The no future of X.org, FreeBSD becomes headless?

I have default configuration in wayland as display server, and some changes in window management things.
But when most of applications is X11 applications, why I should use Wayland?
Exactly!

I have wayland installed here, along with a bunch of windowing environments I don't use so I can show people what FreeBSD looks like other than the odd looking (to those younger than me) CDE I've used since Tru64, HP-UX, SGI, Solaris, and now FreeBSD. (Been around for a long time and I like CDE. But I digress.)

Wayland feels rough around the edges. The vast majority of Wayland display managers, expect for one , don't support PAM or NSS. Certainly a show stopper for me. The one that does, ly, is text only. Wayland needs a lot of work before it can become mainstream. Though Red Hat uses GDM with Wayland. IIRC GDM does support PAM and NSS. That may be an option but your desktop environments are limited unless you want to use Xwayland.

My take is Wayland needs a lot more work before it's seriously useful.
 
the forks of xorg in NetBSD and OpenBSD that I've noted are more to do with integrating them to the buildsystem ecosystem.
That would do a lot for the build system for parts of Xorg to get away from gmake, related utilities and other gpl components. bmake from NetBSD is more advanced than traditional bmakes. OpenBSD's build system is different, but it would benefit portability with basic BSD toolchains. Even if Meson is used, there's still parts of Xorg which rely on GCC parts, and portability for BSD systems is good for compilation with the native base compiler and toolchain.

However, I noticed that NetBSD's goal is to maintain all of Xorg's with all of its legacy options. For an operating system which tends to be ported to every toaster, and legacy hardware that makes sense. Though FreeBSD is meant to support 64bit modern platforms, so the goal there is different and can trim out legacy parts of Xorg.

There's parts where there's common motives between operating systems to have an Xorg where all parts are portable and not dependent on gmake related tools. Then, there's a different motive where it can be made modern by removing legacy components. There could still be a common repository, then different BSD operating system pick and choose whether they want legacy components, or trimmed down modern components. Perhaps staying as one fork, to get the build utilities, then having downstream forks for their differences.
 
So, what is it then?
The purpose of Wayland is to be new. ;)

It was a bit of a pun on the FAQ here.

Is Wayland network transparent / does it support remote rendering?

No, that is outside the scope of Wayland. To support remote rendering you need to define a rendering API, which is something I've been very careful to avoid doing. The reason Wayland is so simple and feasible at all is that I'm sidestepping this big task and pushing it to the clients. It's an interesting challenge, a very big task and it's hard to get right, but essentially orthogonal to what Wayland tries to achieve.

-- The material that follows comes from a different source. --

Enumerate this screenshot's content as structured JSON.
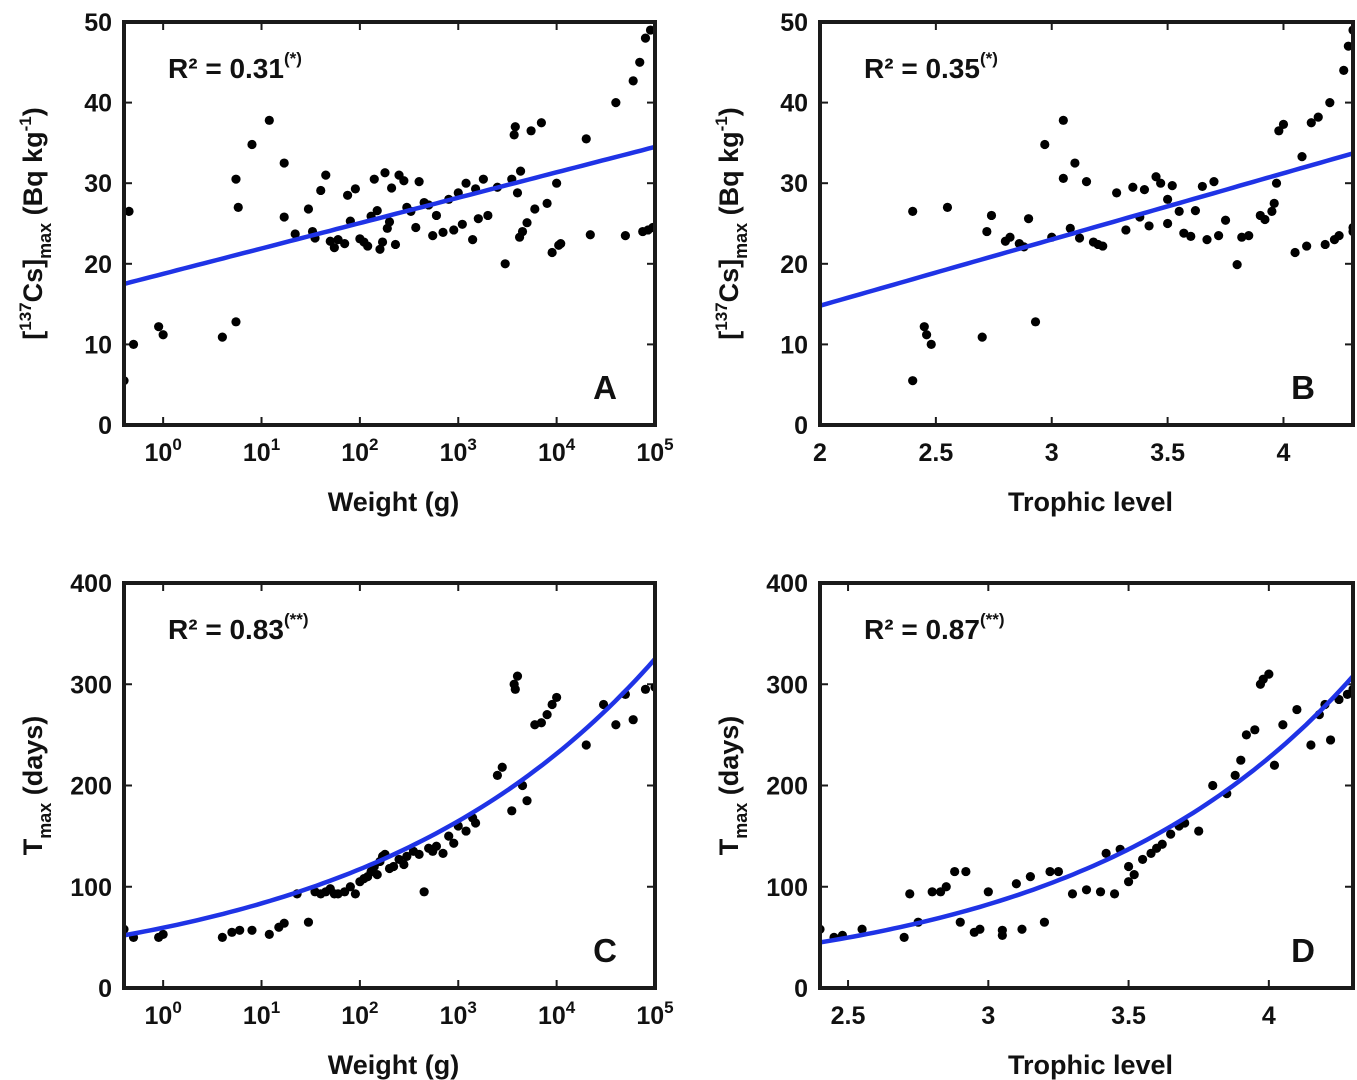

Basically, this reads as. "Turns out to replace a proper display system, there are difficult parts that are too hard for me to solve; so I am not going to and just make up excuses as to why I don't need to do a proper job. Instead I will spend the extra time on marketing".

Remote X11 was never as fast as RDP. But in my experiments, still about 10-100x faster and less bandwith than VNC/pipewire with large resolutions.